The Immutable Tensor Architecture: A Pure Dataflow Approach for Secure, Energy-Efficient AI Inference
Fang Li
TL;DR
The paper introduces The Immutable Tensor Architecture (ITA), a memory-hierarchy-free, dataflow ASIC design that encodes neural network weights directly into hardware. By treating weights as fixed circuit topology and employing a Split-Brain protocol, ITA offloads the dynamic KV-cache to a host while the device processes fixed-weights, achieving dramatic energy and area savings.

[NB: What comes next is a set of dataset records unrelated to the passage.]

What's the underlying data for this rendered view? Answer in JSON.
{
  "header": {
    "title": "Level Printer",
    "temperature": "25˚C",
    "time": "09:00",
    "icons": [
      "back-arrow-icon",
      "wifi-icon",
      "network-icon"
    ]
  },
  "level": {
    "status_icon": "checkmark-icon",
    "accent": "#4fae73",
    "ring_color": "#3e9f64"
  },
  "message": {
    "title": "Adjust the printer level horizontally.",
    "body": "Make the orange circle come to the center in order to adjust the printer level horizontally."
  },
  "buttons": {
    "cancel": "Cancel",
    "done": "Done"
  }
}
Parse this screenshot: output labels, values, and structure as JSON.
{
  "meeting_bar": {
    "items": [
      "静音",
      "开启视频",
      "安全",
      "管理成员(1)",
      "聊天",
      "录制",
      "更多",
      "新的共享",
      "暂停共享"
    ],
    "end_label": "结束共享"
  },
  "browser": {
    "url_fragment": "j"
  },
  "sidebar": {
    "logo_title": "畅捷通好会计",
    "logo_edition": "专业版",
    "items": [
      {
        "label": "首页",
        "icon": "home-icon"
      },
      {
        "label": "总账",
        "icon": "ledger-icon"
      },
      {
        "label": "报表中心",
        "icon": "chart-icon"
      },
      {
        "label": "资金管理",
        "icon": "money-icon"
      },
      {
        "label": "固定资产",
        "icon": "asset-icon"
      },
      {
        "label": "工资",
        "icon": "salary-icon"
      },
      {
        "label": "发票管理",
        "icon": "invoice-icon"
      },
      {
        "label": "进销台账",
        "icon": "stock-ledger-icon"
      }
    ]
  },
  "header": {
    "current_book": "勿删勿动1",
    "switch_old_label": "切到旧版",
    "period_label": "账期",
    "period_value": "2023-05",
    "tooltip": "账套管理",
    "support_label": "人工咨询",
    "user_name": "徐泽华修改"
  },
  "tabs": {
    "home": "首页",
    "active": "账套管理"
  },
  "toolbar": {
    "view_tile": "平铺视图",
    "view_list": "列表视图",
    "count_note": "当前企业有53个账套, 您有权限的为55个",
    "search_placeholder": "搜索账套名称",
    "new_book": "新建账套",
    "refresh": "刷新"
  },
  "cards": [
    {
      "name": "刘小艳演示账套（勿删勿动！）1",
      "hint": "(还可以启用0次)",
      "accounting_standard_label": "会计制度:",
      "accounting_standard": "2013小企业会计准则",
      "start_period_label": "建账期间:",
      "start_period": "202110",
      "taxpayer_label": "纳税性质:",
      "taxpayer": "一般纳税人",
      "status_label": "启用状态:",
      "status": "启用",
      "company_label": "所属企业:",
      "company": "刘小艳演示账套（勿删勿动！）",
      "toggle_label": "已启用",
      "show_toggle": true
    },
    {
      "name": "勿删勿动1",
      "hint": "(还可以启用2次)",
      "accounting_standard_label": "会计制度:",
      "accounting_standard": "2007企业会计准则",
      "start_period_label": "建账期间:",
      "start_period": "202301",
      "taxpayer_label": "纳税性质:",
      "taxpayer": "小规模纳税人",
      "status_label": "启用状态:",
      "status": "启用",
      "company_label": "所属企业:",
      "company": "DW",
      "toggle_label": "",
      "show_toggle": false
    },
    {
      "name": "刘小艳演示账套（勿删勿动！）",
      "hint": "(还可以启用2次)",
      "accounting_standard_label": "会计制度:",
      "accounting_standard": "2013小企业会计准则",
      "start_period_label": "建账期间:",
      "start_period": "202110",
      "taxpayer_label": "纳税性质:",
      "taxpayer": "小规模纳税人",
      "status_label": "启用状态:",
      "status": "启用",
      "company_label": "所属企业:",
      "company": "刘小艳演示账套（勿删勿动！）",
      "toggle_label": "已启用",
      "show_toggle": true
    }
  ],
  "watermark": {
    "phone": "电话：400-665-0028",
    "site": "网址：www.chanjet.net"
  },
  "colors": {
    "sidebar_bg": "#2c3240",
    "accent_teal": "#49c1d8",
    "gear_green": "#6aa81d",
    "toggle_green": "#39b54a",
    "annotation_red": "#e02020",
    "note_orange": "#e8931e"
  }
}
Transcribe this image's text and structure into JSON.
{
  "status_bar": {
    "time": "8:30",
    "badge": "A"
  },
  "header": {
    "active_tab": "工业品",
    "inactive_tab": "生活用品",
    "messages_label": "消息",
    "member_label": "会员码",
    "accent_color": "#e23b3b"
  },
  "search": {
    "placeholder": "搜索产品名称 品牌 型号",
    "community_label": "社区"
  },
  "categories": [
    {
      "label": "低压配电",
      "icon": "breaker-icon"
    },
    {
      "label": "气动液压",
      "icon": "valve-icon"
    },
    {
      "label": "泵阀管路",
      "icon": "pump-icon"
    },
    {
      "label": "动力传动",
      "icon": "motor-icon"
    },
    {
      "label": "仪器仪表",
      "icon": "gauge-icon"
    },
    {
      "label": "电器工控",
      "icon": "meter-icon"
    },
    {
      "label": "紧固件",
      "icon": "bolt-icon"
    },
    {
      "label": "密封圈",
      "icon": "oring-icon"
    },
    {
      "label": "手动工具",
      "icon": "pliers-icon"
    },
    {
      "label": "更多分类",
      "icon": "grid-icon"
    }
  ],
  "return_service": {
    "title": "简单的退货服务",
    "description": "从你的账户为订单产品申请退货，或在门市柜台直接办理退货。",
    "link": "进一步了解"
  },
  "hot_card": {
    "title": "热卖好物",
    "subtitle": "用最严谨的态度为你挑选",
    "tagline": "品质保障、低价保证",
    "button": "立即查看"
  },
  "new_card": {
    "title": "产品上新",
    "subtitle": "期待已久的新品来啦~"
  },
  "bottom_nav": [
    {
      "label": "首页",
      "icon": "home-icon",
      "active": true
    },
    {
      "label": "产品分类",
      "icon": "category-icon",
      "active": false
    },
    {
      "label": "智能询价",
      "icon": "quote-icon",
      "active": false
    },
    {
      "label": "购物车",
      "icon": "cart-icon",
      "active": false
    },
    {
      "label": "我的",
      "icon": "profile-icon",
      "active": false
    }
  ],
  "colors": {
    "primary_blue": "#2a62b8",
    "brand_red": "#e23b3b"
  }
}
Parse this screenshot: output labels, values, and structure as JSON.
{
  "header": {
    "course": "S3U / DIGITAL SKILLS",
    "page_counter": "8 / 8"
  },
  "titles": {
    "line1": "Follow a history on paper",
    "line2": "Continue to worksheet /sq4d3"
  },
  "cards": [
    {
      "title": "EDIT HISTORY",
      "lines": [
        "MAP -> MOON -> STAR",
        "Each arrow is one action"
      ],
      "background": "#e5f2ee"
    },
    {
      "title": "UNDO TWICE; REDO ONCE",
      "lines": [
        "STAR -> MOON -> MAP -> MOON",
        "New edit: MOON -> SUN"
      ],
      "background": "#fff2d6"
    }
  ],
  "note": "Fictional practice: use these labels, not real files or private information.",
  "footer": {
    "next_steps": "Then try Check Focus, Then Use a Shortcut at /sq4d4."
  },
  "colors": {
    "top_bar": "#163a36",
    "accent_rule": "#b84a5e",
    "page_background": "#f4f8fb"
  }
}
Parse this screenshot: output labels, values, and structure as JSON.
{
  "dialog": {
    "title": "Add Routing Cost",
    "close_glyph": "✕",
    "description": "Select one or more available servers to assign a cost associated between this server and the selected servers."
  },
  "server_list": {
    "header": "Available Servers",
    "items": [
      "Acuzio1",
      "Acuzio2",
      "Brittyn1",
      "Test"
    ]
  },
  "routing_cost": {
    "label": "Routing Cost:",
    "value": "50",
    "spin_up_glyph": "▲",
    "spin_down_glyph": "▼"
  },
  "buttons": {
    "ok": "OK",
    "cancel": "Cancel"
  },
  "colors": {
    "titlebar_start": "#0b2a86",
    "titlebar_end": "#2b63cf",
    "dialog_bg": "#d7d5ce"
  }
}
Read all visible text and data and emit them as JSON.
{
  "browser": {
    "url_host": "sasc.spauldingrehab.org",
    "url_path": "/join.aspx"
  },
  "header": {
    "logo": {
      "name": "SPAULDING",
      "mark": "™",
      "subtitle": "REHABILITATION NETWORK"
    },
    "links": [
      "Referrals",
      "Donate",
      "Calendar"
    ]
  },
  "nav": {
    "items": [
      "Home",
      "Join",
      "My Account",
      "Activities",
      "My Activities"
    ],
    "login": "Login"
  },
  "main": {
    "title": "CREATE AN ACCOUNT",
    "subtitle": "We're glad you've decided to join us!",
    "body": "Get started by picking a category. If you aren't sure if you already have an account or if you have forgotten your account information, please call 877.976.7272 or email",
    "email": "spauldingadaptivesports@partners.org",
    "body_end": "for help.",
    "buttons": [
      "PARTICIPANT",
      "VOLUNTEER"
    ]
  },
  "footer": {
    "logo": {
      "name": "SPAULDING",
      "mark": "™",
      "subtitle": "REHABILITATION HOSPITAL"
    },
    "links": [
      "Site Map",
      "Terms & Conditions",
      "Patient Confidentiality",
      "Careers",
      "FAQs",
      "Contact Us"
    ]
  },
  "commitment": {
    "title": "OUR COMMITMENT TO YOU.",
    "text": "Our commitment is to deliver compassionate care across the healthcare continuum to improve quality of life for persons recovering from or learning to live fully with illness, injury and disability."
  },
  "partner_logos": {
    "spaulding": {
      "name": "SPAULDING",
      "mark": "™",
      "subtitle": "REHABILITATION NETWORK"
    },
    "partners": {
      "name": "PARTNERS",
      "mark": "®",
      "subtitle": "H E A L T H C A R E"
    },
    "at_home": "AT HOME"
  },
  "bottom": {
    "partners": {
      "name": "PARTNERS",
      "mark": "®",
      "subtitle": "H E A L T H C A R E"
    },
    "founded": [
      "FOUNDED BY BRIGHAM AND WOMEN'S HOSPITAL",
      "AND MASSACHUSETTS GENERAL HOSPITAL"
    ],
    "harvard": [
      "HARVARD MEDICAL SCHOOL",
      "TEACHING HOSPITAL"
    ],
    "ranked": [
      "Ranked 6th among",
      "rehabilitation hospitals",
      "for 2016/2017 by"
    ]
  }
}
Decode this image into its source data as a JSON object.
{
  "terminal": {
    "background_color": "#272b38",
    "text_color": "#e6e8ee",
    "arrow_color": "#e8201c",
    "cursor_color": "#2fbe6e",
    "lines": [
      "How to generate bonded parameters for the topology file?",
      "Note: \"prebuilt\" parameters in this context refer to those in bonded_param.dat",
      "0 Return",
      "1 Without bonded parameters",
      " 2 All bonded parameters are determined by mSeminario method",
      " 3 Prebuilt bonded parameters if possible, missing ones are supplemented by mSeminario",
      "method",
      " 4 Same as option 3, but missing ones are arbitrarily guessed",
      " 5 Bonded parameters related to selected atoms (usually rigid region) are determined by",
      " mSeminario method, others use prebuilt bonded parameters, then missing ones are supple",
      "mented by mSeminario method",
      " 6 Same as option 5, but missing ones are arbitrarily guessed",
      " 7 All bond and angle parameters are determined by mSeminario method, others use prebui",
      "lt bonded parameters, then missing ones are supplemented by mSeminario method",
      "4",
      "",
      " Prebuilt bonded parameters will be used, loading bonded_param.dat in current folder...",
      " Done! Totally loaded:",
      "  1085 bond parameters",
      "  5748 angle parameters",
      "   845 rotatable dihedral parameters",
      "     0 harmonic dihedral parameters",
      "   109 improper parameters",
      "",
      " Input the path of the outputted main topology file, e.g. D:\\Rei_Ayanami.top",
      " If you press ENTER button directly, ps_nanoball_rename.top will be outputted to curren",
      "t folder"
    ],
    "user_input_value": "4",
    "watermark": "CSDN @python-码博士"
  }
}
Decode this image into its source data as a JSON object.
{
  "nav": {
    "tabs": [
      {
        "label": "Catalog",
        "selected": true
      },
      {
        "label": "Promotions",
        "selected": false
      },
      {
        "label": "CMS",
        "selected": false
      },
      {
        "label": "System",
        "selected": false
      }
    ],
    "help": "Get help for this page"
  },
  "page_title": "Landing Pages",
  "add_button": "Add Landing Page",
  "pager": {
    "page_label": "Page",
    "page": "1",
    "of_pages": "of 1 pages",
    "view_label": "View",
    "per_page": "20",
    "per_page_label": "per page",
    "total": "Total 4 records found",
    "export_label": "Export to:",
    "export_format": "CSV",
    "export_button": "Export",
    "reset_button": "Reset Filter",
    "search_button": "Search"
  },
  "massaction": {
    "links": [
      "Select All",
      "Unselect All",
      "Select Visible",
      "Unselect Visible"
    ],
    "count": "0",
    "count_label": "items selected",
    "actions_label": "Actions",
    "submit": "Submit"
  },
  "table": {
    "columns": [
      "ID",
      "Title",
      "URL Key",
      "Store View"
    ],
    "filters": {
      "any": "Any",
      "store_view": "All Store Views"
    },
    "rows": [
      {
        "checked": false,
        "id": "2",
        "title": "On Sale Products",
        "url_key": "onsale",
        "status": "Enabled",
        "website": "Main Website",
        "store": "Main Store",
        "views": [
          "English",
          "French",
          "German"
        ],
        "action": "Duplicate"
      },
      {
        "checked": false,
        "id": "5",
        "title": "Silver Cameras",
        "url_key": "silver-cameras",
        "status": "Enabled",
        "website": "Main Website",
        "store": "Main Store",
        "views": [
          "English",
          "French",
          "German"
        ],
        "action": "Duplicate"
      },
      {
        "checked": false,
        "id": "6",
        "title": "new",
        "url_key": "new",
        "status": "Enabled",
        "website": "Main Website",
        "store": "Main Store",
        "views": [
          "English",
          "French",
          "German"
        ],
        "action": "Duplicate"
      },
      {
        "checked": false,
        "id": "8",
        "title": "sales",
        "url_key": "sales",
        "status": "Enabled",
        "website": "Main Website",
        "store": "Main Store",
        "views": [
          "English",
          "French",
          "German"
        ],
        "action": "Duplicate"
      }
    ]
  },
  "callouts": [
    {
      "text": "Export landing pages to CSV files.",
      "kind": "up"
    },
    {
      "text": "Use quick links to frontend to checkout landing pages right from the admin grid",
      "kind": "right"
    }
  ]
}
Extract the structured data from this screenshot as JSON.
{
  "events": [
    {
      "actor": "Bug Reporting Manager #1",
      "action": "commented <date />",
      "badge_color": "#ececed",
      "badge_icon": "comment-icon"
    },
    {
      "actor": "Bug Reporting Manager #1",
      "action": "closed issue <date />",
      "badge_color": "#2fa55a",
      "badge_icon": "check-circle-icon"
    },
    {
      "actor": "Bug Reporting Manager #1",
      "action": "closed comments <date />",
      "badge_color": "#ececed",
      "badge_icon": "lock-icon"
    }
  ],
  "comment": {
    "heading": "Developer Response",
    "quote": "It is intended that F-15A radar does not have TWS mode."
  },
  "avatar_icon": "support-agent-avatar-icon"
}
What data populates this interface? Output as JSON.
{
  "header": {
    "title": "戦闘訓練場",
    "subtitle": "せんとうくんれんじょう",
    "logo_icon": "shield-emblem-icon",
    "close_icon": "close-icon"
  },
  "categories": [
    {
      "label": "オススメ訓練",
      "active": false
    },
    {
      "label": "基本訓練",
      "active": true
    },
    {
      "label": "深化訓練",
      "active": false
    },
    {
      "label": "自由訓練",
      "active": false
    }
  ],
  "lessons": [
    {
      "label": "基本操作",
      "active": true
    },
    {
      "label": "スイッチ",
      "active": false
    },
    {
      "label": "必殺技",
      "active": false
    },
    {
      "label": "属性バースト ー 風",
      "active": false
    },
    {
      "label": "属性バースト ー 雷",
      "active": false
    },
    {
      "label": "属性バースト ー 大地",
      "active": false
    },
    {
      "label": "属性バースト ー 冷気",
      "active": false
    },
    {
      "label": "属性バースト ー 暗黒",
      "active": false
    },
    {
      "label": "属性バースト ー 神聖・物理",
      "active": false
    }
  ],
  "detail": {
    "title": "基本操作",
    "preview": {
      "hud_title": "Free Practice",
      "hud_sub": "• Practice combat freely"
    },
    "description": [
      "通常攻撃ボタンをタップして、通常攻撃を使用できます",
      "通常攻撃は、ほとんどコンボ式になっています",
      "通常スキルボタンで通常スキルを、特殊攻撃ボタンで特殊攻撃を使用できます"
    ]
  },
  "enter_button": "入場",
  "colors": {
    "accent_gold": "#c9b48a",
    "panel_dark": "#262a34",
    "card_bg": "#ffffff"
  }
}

Key innovations include logic-embedded weights via Canonical Signed Digit encoding, shift-add trees, and zero-weight pruning, yielding an estimated 50× energy efficiency and up to 4.85× Mac-gate reductions over conventional GPUs, with feasible edge deployment on 28nm CMOS. The work also discusses manufacturing economics, security advantages against model extraction, and a practical FPGA validation, while outlining limitations and future hybrid architectures to retain some adaptability. Overall, ITA offers a principled, hardware-centered path for efficient, secure edge inference for stable LLM deployments, with clear trade-offs in programmability and update speed.
Abstract
The deployment of Large Language Models (LLMs) on consumer edge devices is throttled by the "Memory Wall" -- the prohibitive bandwidth and energy cost of fetching gigabytes of model weights from DRAM for every token generated. Current architectures (GPUs, NPUs) treat model weights as mutable software data, incurring massive energy penalties to maintain general-purpose programmability. We propose The Immutable Tensor Architecture (ITA), a paradigm shift that treats model weights not as data, but as physical circuit topology. By encoding parameters directly into the metal interconnects and logic of mature-node ASICs (28nm/40nm), ITA eliminates the memory hierarchy entirely. We present a "Split-Brain" system design where a host CPU manages dynamic KV-cache operations while the ITA ASIC acts as a stateless, ROM-embedded dataflow engine.